Your API receives a search query. The user searches for "hello world". You build the URL:

// Wrong — builds URL with literal space (invalid URL) const url = `https://api.example.com/search?q=${query}`; // Also wrong — uses form encoding, may break non-form APIs const url = `https://api.example.com/search?q=${query.replace(' ', '+')}`; // Correct — standard percent-encoding for URL query parameters const url = `https://api.example.com/search?q=${encodeURIComponent(query)}`; // Result: https://api.example.com/search?q=hello%20world

If the server uses a framework that decodes + as a space (many do), both versions might work. But if the server uses strict RFC 3986 decoding, it interprets + as a literal plus sign. Your "hello world" search becomes "hello+world" — a search for a string that probably returns zero results.

encodeURIComponent vs encodeURI

JavaScript provides two encoding functions that are frequently confused:

encodeURIComponent() encodes everything except unreserved characters (A-Z a-z 0-9 - _ . ! ~ * ' ( )). Use this for encoding individual parameter values before adding them to a URL. It encodes ?, &, =, /, and every other reserved character.

encodeURI() encodes everything except unreserved characters AND the reserved characters that have structural meaning in a URL (: / ? # [ ] @ ! $ & ' ( ) * + , ; =). Use this to encode a complete URL that already has its structure in place. It will not encode the ? that starts the query string or the & between parameters.

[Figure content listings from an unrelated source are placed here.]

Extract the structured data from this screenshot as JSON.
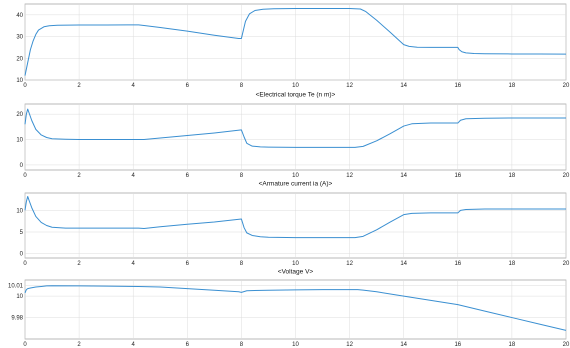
{
  "series_color": "#3a8fd1",
  "chart_data": [
    {
      "type": "line",
      "title": "",
      "xlim": [
        0,
        20
      ],
      "ylim": [
        10,
        45
      ],
      "xticks": [
        0,
        2,
        4,
        6,
        8,
        10,
        12,
        14,
        16,
        18,
        20
      ],
      "xtick_labels": [
        "0",
        "2",
        "4",
        "6",
        "8",
        "10",
        "12",
        "14",
        "16",
        "18",
        "20"
      ],
      "yticks": [
        10,
        20,
        30,
        40
      ],
      "ytick_labels": [
        "10",
        "20",
        "30",
        "40"
      ],
      "grid": true,
      "series": [
        {
          "x": [
            0,
            0.05,
            0.1,
            0.2,
            0.3,
            0.4,
            0.5,
            0.7,
            0.9,
            1.2,
            2,
            3,
            4.2,
            4.4,
            5,
            6,
            7,
            7.9,
            8.0,
            8.15,
            8.3,
            8.5,
            8.8,
            9.2,
            10,
            11,
            12,
            12.4,
            12.6,
            13,
            13.5,
            14.0,
            14.2,
            14.5,
            15,
            15.5,
            16.0,
            16.05,
            16.15,
            16.3,
            16.6,
            17,
            18,
            19,
            20
          ],
          "y": [
            12,
            15,
            18,
            24,
            28,
            31,
            33,
            34.5,
            35,
            35.2,
            35.3,
            35.3,
            35.4,
            35.1,
            34.2,
            32.5,
            30.6,
            29.1,
            29.1,
            37,
            40.5,
            42,
            42.6,
            42.8,
            42.9,
            42.9,
            42.9,
            42.7,
            41.5,
            37.5,
            32,
            26.3,
            25.5,
            25.1,
            25.0,
            25.0,
            25.0,
            24,
            23,
            22.5,
            22.2,
            22.1,
            22.0,
            22.0,
            21.9
          ]
        }
      ]
    },
    {
      "type": "line",
      "title": "<Electrical torque Te (n m)>",
      "xlim": [
        0,
        20
      ],
      "ylim": [
        -2,
        24
      ],
      "xticks": [
        0,
        2,
        4,
        6,
        8,
        10,
        12,
        14,
        16,
        18,
        20
      ],
      "xtick_labels": [
        "0",
        "2",
        "4",
        "6",
        "8",
        "10",
        "12",
        "14",
        "16",
        "18",
        "20"
      ],
      "yticks": [
        0,
        10,
        20
      ],
      "ytick_labels": [
        "0",
        "10",
        "20"
      ],
      "grid": true,
      "series": [
        {
          "x": [
            0,
            0.05,
            0.1,
            0.15,
            0.25,
            0.4,
            0.6,
            0.8,
            1.0,
            1.5,
            2,
            3,
            4.2,
            4.4,
            5,
            6,
            7,
            8.0,
            8.1,
            8.2,
            8.4,
            8.7,
            9,
            10,
            11,
            12.2,
            12.5,
            13,
            13.5,
            14.0,
            14.3,
            15,
            16.0,
            16.1,
            16.3,
            17,
            18,
            19,
            20
          ],
          "y": [
            16,
            20,
            22,
            20.5,
            17.5,
            14,
            11.8,
            10.8,
            10.3,
            10.1,
            10.0,
            10.0,
            10.0,
            10.0,
            10.6,
            11.6,
            12.6,
            13.8,
            11,
            8.5,
            7.4,
            7.1,
            7.0,
            6.9,
            6.9,
            6.9,
            7.3,
            9.5,
            12.3,
            15.3,
            16.2,
            16.5,
            16.5,
            17.6,
            18.2,
            18.4,
            18.5,
            18.5,
            18.5
          ]
        }
      ]
    },
    {
      "type": "line",
      "title": "<Armature current ia (A)>",
      "xlim": [
        0,
        20
      ],
      "ylim": [
        -1,
        14
      ],
      "xticks": [
        0,
        2,
        4,
        6,
        8,
        10,
        12,
        14,
        16,
        18,
        20
      ],
      "xtick_labels": [
        "0",
        "2",
        "4",
        "6",
        "8",
        "10",
        "12",
        "14",
        "16",
        "18",
        "20"
      ],
      "yticks": [
        0,
        5,
        10
      ],
      "ytick_labels": [
        "0",
        "5",
        "10"
      ],
      "grid": true,
      "series": [
        {
          "x": [
            0,
            0.05,
            0.1,
            0.15,
            0.25,
            0.4,
            0.6,
            0.8,
            1.0,
            1.5,
            2,
            3,
            4.2,
            4.4,
            5,
            6,
            7,
            8.0,
            8.1,
            8.2,
            8.4,
            8.7,
            9,
            10,
            11,
            12.2,
            12.5,
            13,
            13.5,
            14.0,
            14.3,
            15,
            16.0,
            16.1,
            16.3,
            17,
            18,
            19,
            20
          ],
          "y": [
            10,
            12,
            13.2,
            12.3,
            10.6,
            8.6,
            7.2,
            6.5,
            6.1,
            5.9,
            5.9,
            5.9,
            5.9,
            5.8,
            6.2,
            6.8,
            7.3,
            8.0,
            6.0,
            4.8,
            4.2,
            3.9,
            3.8,
            3.7,
            3.7,
            3.7,
            4.0,
            5.5,
            7.3,
            9.0,
            9.3,
            9.4,
            9.4,
            10.0,
            10.2,
            10.3,
            10.3,
            10.3,
            10.3
          ]
        }
      ]
    },
    {
      "type": "line",
      "title": "<Voltage V>",
      "xlim": [
        0,
        20
      ],
      "ylim": [
        9.96,
        10.015
      ],
      "xticks": [
        0,
        2,
        4,
        6,
        8,
        10,
        12,
        14,
        16,
        18,
        20
      ],
      "xtick_labels": [
        "0",
        "2",
        "4",
        "6",
        "8",
        "10",
        "12",
        "14",
        "16",
        "18",
        "20"
      ],
      "yticks": [
        9.98,
        10,
        10.01
      ],
      "ytick_labels": [
        "9.98",
        "10",
        "10.01"
      ],
      "grid": true,
      "series": [
        {
          "x": [
            0,
            0.05,
            0.1,
            0.2,
            0.4,
            0.6,
            0.8,
            1.0,
            2,
            3,
            4.2,
            5,
            6,
            7,
            7.9,
            8.0,
            8.2,
            9,
            10,
            11,
            12.3,
            12.5,
            13,
            14,
            15,
            16,
            17,
            18,
            19,
            20
          ],
          "y": [
            10.003,
            10.006,
            10.007,
            10.0075,
            10.0085,
            10.009,
            10.0095,
            10.0096,
            10.0095,
            10.0093,
            10.009,
            10.0085,
            10.007,
            10.0055,
            10.004,
            10.0035,
            10.005,
            10.0055,
            10.0058,
            10.006,
            10.006,
            10.0056,
            10.004,
            10.0,
            9.996,
            9.992,
            9.986,
            9.98,
            9.974,
            9.968
          ]
        }
      ]
    }
  ]
}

const value = "price=10&discount=5%"; encodeURIComponent(value) // → "price%3D10%26discount%3D5%25" // Encodes = and & — correct for a parameter value encodeURI("https://example.com/search?" + value) // → "https://example.com/search?price=10&discount=5%25" // Does NOT encode = and & — they're interpreted as URL structure // This is wrong for our value! The = and & break the query string

The rule: always use encodeURIComponent() for parameter values. Only use encodeURI() for encoding a complete, already-structured URL (and even then, it's rarely needed).

Double encoding: a common mistake

Double encoding happens when you encode a value that's already encoded. A space becomes %20, then %20 gets encoded to %2520 (because % encodes to %25).

// Original value "hello world" // Encoded once (correct) "hello%20world" // Encoded twice (wrong — the % gets encoded) "hello%2520world" // Server decodes it: "hello%20world" — a literal percent-twenty, not a space

This commonly happens when building URLs in multiple steps — encoding a parameter value, then encoding the whole query string again, or passing an already-encoded URL through another encoding function.

Watch for this in logging and debugging: If you see %25 where you expected %, you have double encoding. If you see %2520, the original value had a space that was percent-encoded, and then that encoding was encoded again.

Non-ASCII characters

Non-ASCII characters (accented letters, CJK characters, emoji) must be UTF-8 encoded first, then each byte percent-encoded.

"café" → UTF-8 bytes: 63 61 66 C3 A9 → percent-encoded: "caf%C3%A9" "😊" → UTF-8 bytes: F0 9F 98 8A → percent-encoded: "%F0%9F%98%8A"

encodeURIComponent() in JavaScript handles this correctly — it UTF-8 encodes the character before percent-encoding. Don't try to do this manually.

Practical checklist

Use URLSearchParams: In modern JavaScript, new URLSearchParams({q: "hello world", page: 1}).toString() correctly produces q=hello+world&page=1 (form encoding). For REST APIs, use encodeURIComponent on each value and join manually, or use a URL building library.